Sunday, October 30, 2016

Old South Fairhope School To Get New Life?

Fairhope, Alabama

NW corner of Section St. and Twin Beech Rd.


During a weekly 'Tea at Two' talk at the Museum of History recently, well-known resident and community activist Dr. Henry 'Moon' Mullins said a new effort is underway to convert the former African American school south of town for use as a teen community center.

Finalization of 'The Anna T. Jeanes Rosenwald Community Development Project' is well underway and officers were to be selected shortly, he said.

This project will be differentiated from other such schools, like the 'Little Red School House' in Bay Minette and the 'Daphne Training School' in that those are now museums: this will be an operating community center in the Jeanes tradition to teach life skills.

Dr. Henry Mullins
A non-voting advisory council of volunteers from throughout the community with skills in archiving, building, administration, history, etc. is also being planned.

Mullins said numerous grants should be available for funding, and the city has expressed an interest as well.

The Baldwin County Board of Education owns the property and projects a new school may be needed there in about ten years, Mullins said; but a lease agreement could be worked out in the interim.

"That is all to be worked out ... get the organization together first ... tell them what we propose ... see who wants to be a part of it."

(A similar effort in 2014 (click) failed when most of the Alternative School on the site was demolished, leaving only the oldest part.)


Philanthropist Julius Rosenwald (click), the President of Sears Roebuck at the time, funded construction of 400 African American Schools in Alabama from 1917 - 1936 with the Rosenwald Foundation: and Philadelphia Quaker Ana T. Jeanes provided teachers/staffing with her own Jeanes Foundation - click.

The original Jeanes school was built in 1923 on the other side of Section Street (east side), but burned in 1951 and was replaced by the state with the current one.

Fairhope's school was the only one in the state actually named 'Anna T. Jeanes' -- adding to its historic significance.

Mullins: "Today, the time has come to make the school the treasure it should be."


Mullins also talked about his early life in Fairhope: he came here in 1956 after medical school and spending two years in the military in Iran with his wife and two children.

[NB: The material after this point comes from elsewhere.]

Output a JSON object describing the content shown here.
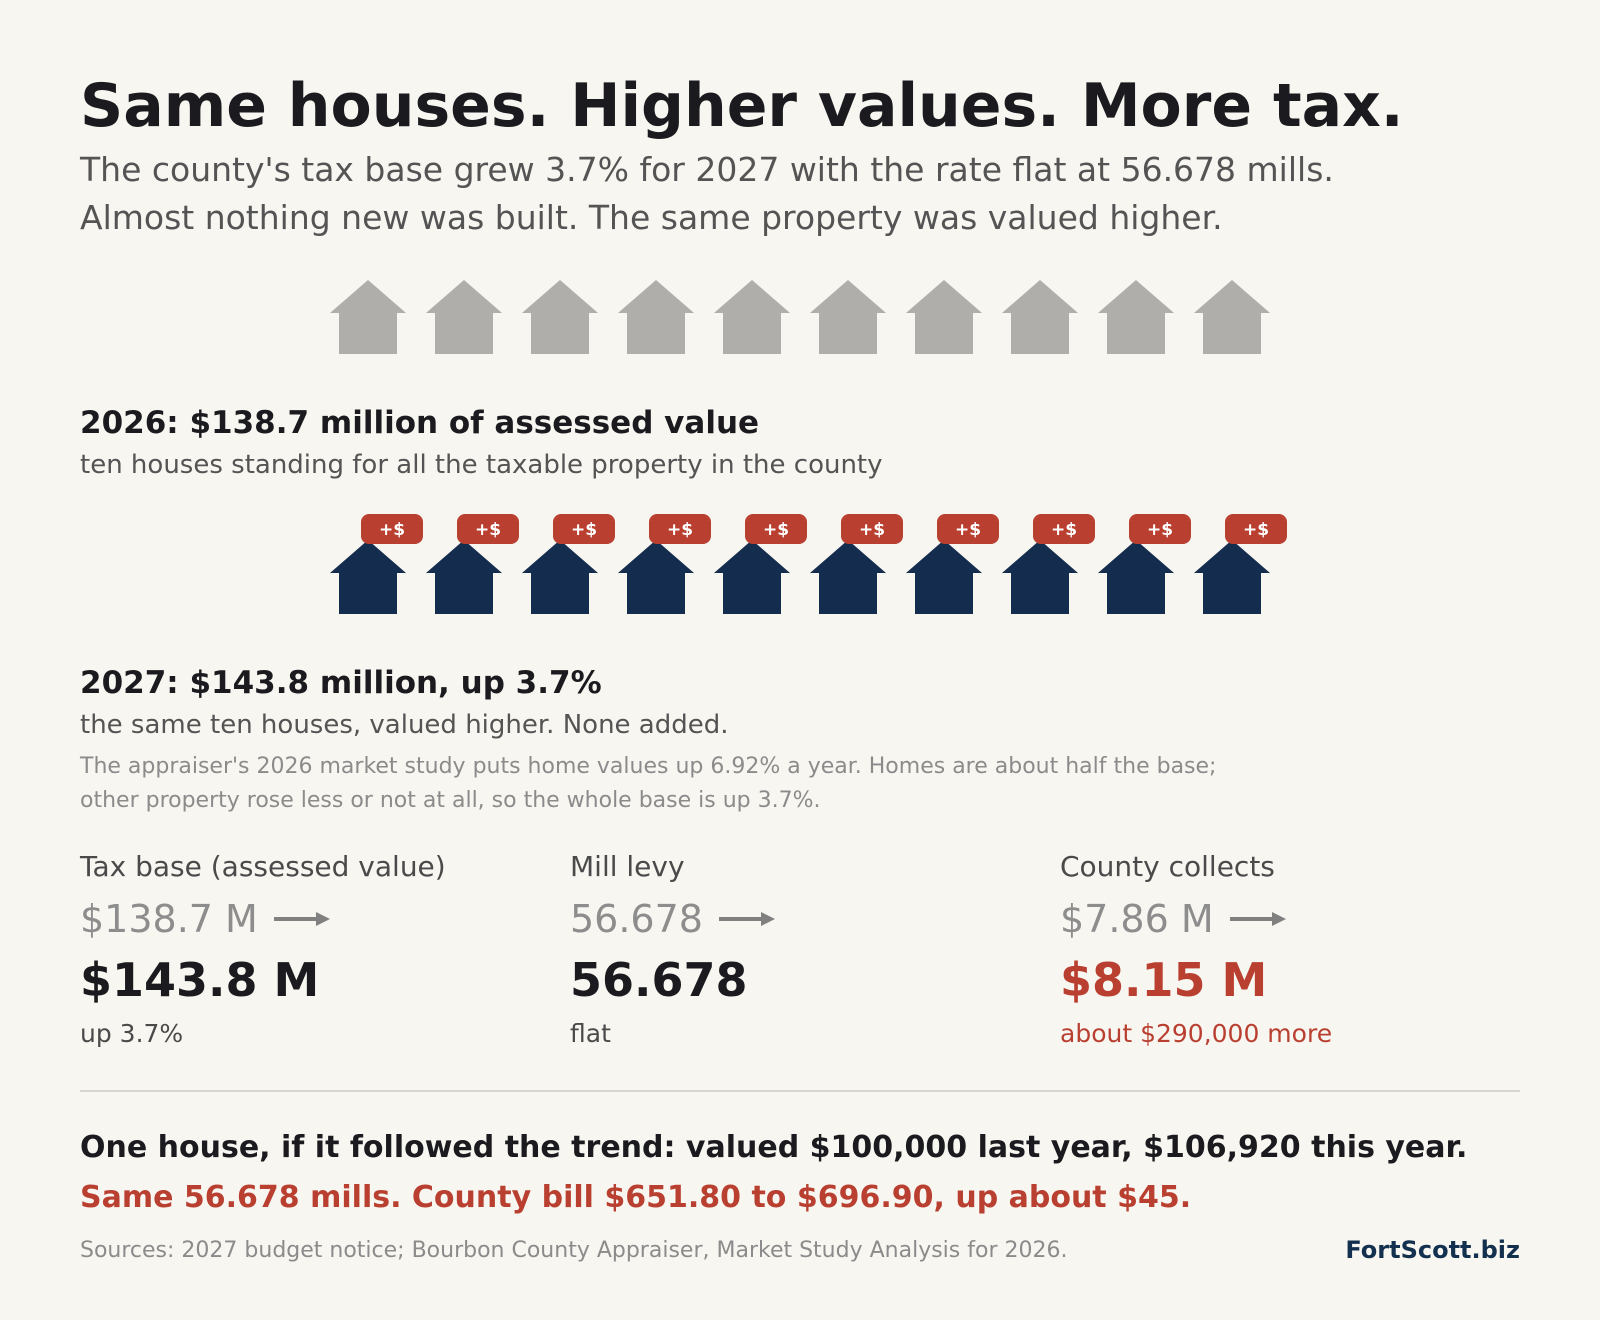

He intended to establish a medical practice in Foley and live in Magnolia Springs, but no physicians were needed there at the time so he built an office in downtown Fairhope; later he founded the Bay Medical Practice on Greeno Road using municipal-backed bonds.

In the mid 1970s, he  became the first president of  the University of South Alabama's new Family Practice Medical School in Mobile.

Mullins said he got his nickname "Moon" not by "doing anything late at night" -- but from the famous comic strip character.


Anonymous said...

There already is a community center on Young Street. Why another one?

Anonymous said...

it is an eyesore now

Anonymous said...

Why is it so hard to get anything done around here?

Anonymous said...

Cecil is a funny guy but a failure as a politician.